MURDER ON APPROVAL (1956) --- Tired, but game, gumshoe Tom Conway is UK-bound to investigate counterfeited stamp rarities. Crazed, if not murderous, collectors are always a fun topic, plus there's Conway in final days of starring, poignant in itself, as he's the suave, if battered, Falcon of old, a lure for the ladies, and blessing to Brit stuntmen who double him. Murder By Approval is indeed what Maltin Reviews called "Humdrum," but snail-pacing and a faded name are frequent handmaidens at Cinema Greenbriar. A title-promised murder doesn't occur till we're half finished, and by then, tedium is locked. Tom was the nicer brother who never got breaks George did. Was Sanders a bigger talent, or just luckier? You'll court exhaustion trying to keep up with what stamps went where, better option to surrender and enjoy the slow cab that is Murder By Approval. Second in a proposed group for Conway, this was aimed to spawn a vid series as well, but the latter never took. RKO brought Murder By Approval aboard their own sinking ship for a 1956 stateside release, though I found nary a trade ad heralding it.

4 Comments:

Blogger Reg Hartt said...

I was fortunate enough to acquire a 3D copy of DANGEROUS MISSION. Found the film way better than I had read it was. Great use of 3D, too.

1:21 PM  
Blogger Laura said...

Really enjoy your watch lists. I saw DANGEROUS MISSION a few months ago and found it grand fun -- sometimes it was downright silly but that was part of the charm. Your description of Mature and the wires post-avalanche made me laugh!

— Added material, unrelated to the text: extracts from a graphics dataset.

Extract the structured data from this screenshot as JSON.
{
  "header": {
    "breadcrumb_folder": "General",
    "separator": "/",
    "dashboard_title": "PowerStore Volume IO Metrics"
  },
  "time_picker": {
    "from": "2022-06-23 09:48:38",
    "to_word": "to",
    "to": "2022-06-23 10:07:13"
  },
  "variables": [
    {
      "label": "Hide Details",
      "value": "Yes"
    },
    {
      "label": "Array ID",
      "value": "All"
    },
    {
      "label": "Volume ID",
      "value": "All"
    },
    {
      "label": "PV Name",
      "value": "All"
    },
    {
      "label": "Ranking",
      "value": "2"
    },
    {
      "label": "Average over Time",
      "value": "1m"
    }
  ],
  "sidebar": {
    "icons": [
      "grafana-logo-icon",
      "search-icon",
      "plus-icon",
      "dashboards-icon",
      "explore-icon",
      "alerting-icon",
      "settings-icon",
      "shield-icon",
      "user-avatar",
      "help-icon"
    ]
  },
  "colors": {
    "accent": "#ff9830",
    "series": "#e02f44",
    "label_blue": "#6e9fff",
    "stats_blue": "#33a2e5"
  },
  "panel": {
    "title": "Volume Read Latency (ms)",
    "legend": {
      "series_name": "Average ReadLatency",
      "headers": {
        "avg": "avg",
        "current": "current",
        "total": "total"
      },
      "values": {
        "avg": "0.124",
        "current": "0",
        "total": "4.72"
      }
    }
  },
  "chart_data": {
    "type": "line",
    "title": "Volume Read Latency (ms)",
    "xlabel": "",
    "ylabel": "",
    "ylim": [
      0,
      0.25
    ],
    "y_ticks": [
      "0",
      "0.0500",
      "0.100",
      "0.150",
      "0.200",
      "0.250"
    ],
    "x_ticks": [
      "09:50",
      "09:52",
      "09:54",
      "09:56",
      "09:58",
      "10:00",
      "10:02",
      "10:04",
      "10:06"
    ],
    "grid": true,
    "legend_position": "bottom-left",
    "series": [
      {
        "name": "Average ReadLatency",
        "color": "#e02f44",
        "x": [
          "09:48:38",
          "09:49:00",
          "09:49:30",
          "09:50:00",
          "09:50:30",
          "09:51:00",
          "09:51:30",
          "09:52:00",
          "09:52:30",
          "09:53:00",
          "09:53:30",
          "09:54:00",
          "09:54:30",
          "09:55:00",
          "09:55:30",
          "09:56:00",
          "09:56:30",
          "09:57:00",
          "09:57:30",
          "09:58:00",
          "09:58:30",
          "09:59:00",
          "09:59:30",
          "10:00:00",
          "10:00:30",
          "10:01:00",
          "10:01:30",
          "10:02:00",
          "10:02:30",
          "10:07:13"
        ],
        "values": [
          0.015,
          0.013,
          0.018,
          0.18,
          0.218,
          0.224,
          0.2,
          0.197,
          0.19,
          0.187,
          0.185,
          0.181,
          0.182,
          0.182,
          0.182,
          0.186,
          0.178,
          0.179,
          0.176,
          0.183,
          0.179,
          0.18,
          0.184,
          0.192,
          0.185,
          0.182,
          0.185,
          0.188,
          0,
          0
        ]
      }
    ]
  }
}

Looking forward to catching up with some of the other films you've described.

Happy New Year!

Best wishes,
Laura

9:54 PM  
Blogger John McElwee said...

So many of these "Watch List" titles are likely candidates for various On-Demand release ... but wouldn't it be great if Warners could somehow give us "Dangerous Mission" in 3-D and 1.85 ... though I realize chances of this are remote.

7:01 AM  
Blogger Robolly said...

About 20 years ago, I read a book called FRAME UP! about Fatty Arbuckle; Up until then, I'd not really known much about Arbuckle, but when I would see something, it would always leave the impression that he'd been guilty; the book clears up a lot of stuff.